# ICLR Submission: CAB - Framework

## Installation

We recommend using [mamba](https://mamba.readthedocs.io/en/latest/) (or conda) to create the conda environment. You can create the environment using the provided `environment.yaml` file:

```bash
mamba env create -f environment.yaml
conda activate bias-env
```


## Usage

All our code can be run using the `main.py` script provided with the corresponding configuration files in the `configs` directory. For example we can run our algorithm for the attribute gender on using Nous Hermes 70B with the following command:

```bash
(bias-env) python main.py --config configs/run/gender/run_gender_nous70b.yaml
```

Please note that depending on the model provider you might need to set up authentication tokens as environment variables. For example for all models used in our work you can add the following keys to your bashrc or zshrc:

```bash
export OPENAI_API_KEY="your_api_key_here"
export TOGETHER_API_KEY=""
export ANTHROPIC_API_KEY=""
export INVARIANT_API_KEY=""
export OPENROUTER_API_KEY=""
```

- We note that we provide configs for all our major runs in the `configs/run` directory.
- Additionally you find configs for running evaluations in the `configs/model_eval` directory. These currently point towards the evaluation of the implicit set of cab (`cab_implicit/gender/transformed_questions.jsonl`) but can be easily adapted to evaluate the explicit set of cab or any other dataset. When running evaluations we commonly split it into multiple runs with several models per each run. The code automatically stores the results accordingly and allows for joint loading and plotting.
- All name transformation configs for the implicit CAB can be found in the `implicit/transformations` directory.

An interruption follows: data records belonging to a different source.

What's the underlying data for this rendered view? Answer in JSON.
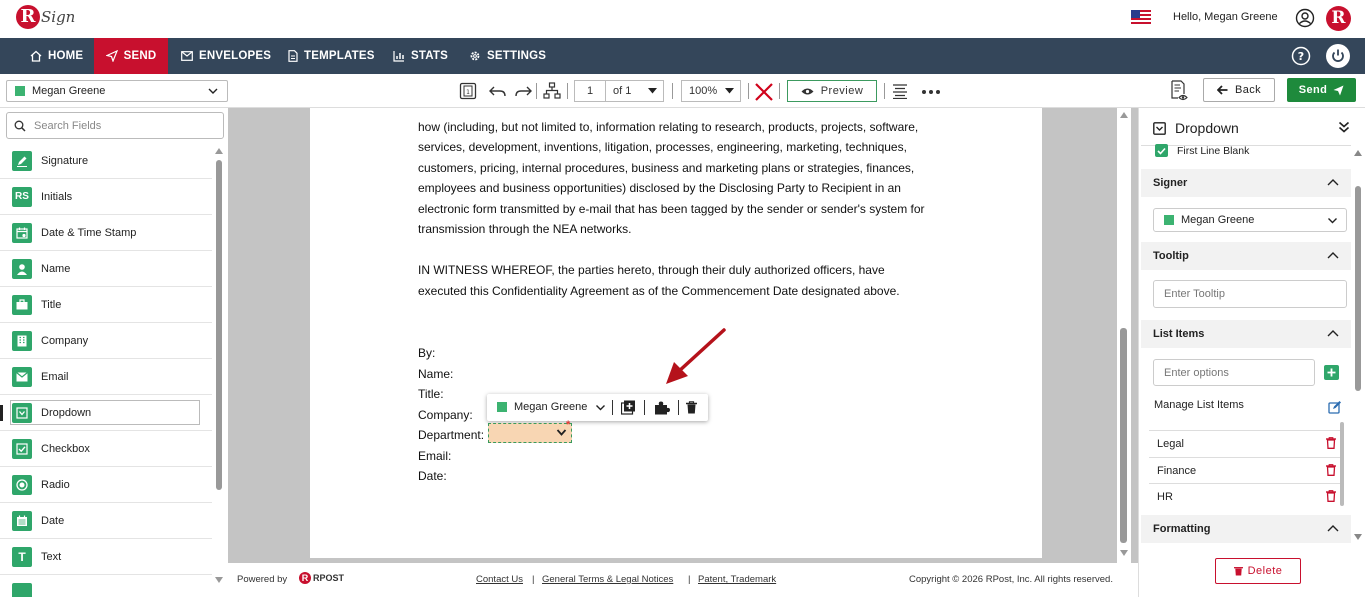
{
  "header": {
    "logo_text": "Sign",
    "greeting": "Hello, Megan Greene"
  },
  "nav": {
    "home": "HOME",
    "send": "SEND",
    "envelopes": "ENVELOPES",
    "templates": "TEMPLATES",
    "stats": "STATS",
    "settings": "SETTINGS"
  },
  "toolbar": {
    "signer": "Megan Greene",
    "page_current": "1",
    "page_of": "of  1",
    "zoom": "100%",
    "preview_label": "Preview",
    "back_label": "Back",
    "send_label": "Send"
  },
  "left_panel": {
    "search_placeholder": "Search Fields",
    "fields": [
      {
        "label": "Signature",
        "icon": "pen-icon"
      },
      {
        "label": "Initials",
        "icon": "initials-icon"
      },
      {
        "label": "Date & Time Stamp",
        "icon": "calendar-clock-icon"
      },
      {
        "label": "Name",
        "icon": "person-icon"
      },
      {
        "label": "Title",
        "icon": "briefcase-icon"
      },
      {
        "label": "Company",
        "icon": "building-icon"
      },
      {
        "label": "Email",
        "icon": "envelope-icon"
      },
      {
        "label": "Dropdown",
        "icon": "dropdown-icon"
      },
      {
        "label": "Checkbox",
        "icon": "checkbox-icon"
      },
      {
        "label": "Radio",
        "icon": "radio-icon"
      },
      {
        "label": "Date",
        "icon": "calendar-icon"
      },
      {
        "label": "Text",
        "icon": "text-icon"
      }
    ]
  },
  "document": {
    "lines": [
      "how (including, but not limited to, information relating to research, products, projects, software,",
      "services, development, inventions, litigation, processes, engineering, marketing, techniques,",
      "customers, pricing, internal procedures, business and marketing plans or strategies, finances,",
      "employees and business opportunities) disclosed by the Disclosing Party to Recipient in an",
      "electronic form transmitted by e-mail that has been tagged by the sender or sender's system for",
      "transmission through the NEA networks.",
      "IN WITNESS WHEREOF, the parties hereto, through their duly authorized officers, have",
      "executed this Confidentiality Agreement as of the Commencement Date designated above.",
      "By:",
      "Name:",
      "Title:",
      "Company:",
      "Department:",
      "Email:",
      "Date:"
    ],
    "field_toolbar_signer": "Megan Greene"
  },
  "footer": {
    "powered_by": "Powered by",
    "brand": "RPOST",
    "contact": "Contact Us",
    "terms": "General Terms & Legal Notices",
    "patent": "Patent, Trademark",
    "copyright": "Copyright © 2026 RPost, Inc. All rights reserved."
  },
  "right_panel": {
    "title": "Dropdown",
    "first_line_blank": "First Line Blank",
    "signer_heading": "Signer",
    "signer_value": "Megan Greene",
    "tooltip_heading": "Tooltip",
    "tooltip_placeholder": "Enter Tooltip",
    "list_items_heading": "List Items",
    "options_placeholder": "Enter options",
    "manage_label": "Manage List Items",
    "items": [
      "Legal",
      "Finance",
      "HR"
    ],
    "formatting_heading": "Formatting",
    "delete_label": "Delete"
  },
  "colors": {
    "brand_red": "#c8102e",
    "nav_bg": "#34465a",
    "accent_green": "#2fa66a"
  }
}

Human scoriing was done via gradio using the `human_scoring.py` script. You can launch the human scoring interface using the following command:

```bash
(bias-env) python human_scoring.py
```


## Plotting

# We provide two major utilities to visualize the results of running our algorithm or the evaluation of CAB

## Visualization Dashboard

The visualization dashboard allows you to interactively explore the results of the bias analysis. You can launch the dashboard using the following command:

```bash
(bias-env) python visualization/bias_visualization_dashboard.py <path_to_run_folder>
```

This creates a local server that you can access via your web browser. The underlying dashboard is built using Plotly Dash and interactively shows all major stats throughout the algorithm as well as evaluations.

## Plotting Utilities

In addition to the dashboard, we provide several plotting utilities for generating specific visualizations used in the paper. These can be found in the `visualization` directory. In particular most of our our plots were generated using the following commands (all others are created similarly with plotting scripts in the `visualization` directory):

```bash
# Example usage for plotting bias categories
python visualization/multi_fitness_plots.py --attr_paths "gender:cab/gender, race:cab/race, religion:cab/religion" --plot_diff --compare_attr_paths "gender:cab_implicit/gender, race:cab_implicit/race, religion:cab_implicit/religion"

python visualization/domain_wordcloud.py --attr_paths "gender:cab/gender, race:cab/race, religion:cab/religion" --domain_map_json "cab_domain.json" --superdomain_map_json "cab_superdomains.json" --output_dir "plots" --domain_col "domain" --superdomain_col "superdomain" --top_n 300

python visualization/qa_length_stats.py   --attr_paths "gender:cab/gender, race:cab/race, religion:cab/religion"   --output_dir plots

python visualization/bias_categories.py --run_path cab/gender --categories_file cab/metadata/typical_gender.json --output_dir reports --bias_attribute gender
python visualization/bias_categories.py --run_path cab/race --categories_file cab/metadata/typical_race.json --output_dir reports --bias_attribute race
python visualization/bias_categories.py --run_path cab/religion --categories_file cab/metadata/typical_religion.json --output_dir reports --bias_attribute religion

python visualization/simple_fitness_plot.py --run_path cab/gender --output_dir plots --bias_attribute gender
python visualization/simple_fitness_plot.py --run_path cab/race --output_dir plots --bias_attribute race
python visualization/simple_fitness_plot.py --run_path cab/religion --output_dir plots --bias_attribute religion

python visualization/plot_fitness_by_judge.py --run_path cab/gender/model_rejudge
```

Depending on the current working directory you might need to adjust the paths accordingly. In particular for plotting it may be that you sometimes need to adjust an import on top of `visualization/bias_visualization_dashboard.py` (as its utilities are used in other places as well). This holds similarly for the `visualization/vis_utilities.py` file. (simply add/remove the `visualization.` prefix before the import).

# CAB 

CAB and its implicit variant can be found in the `cab` and `cab_implicit` directory respectively. We contain full evaluation results alongside (model\_evals) in a format to be used with our plotting scripts. Additionally we provide metadata for CAB including an easier to read overview of questions and a bias categorization across all models. All questions individually are shown under the respective  `.jsonl` files in each subdirectory.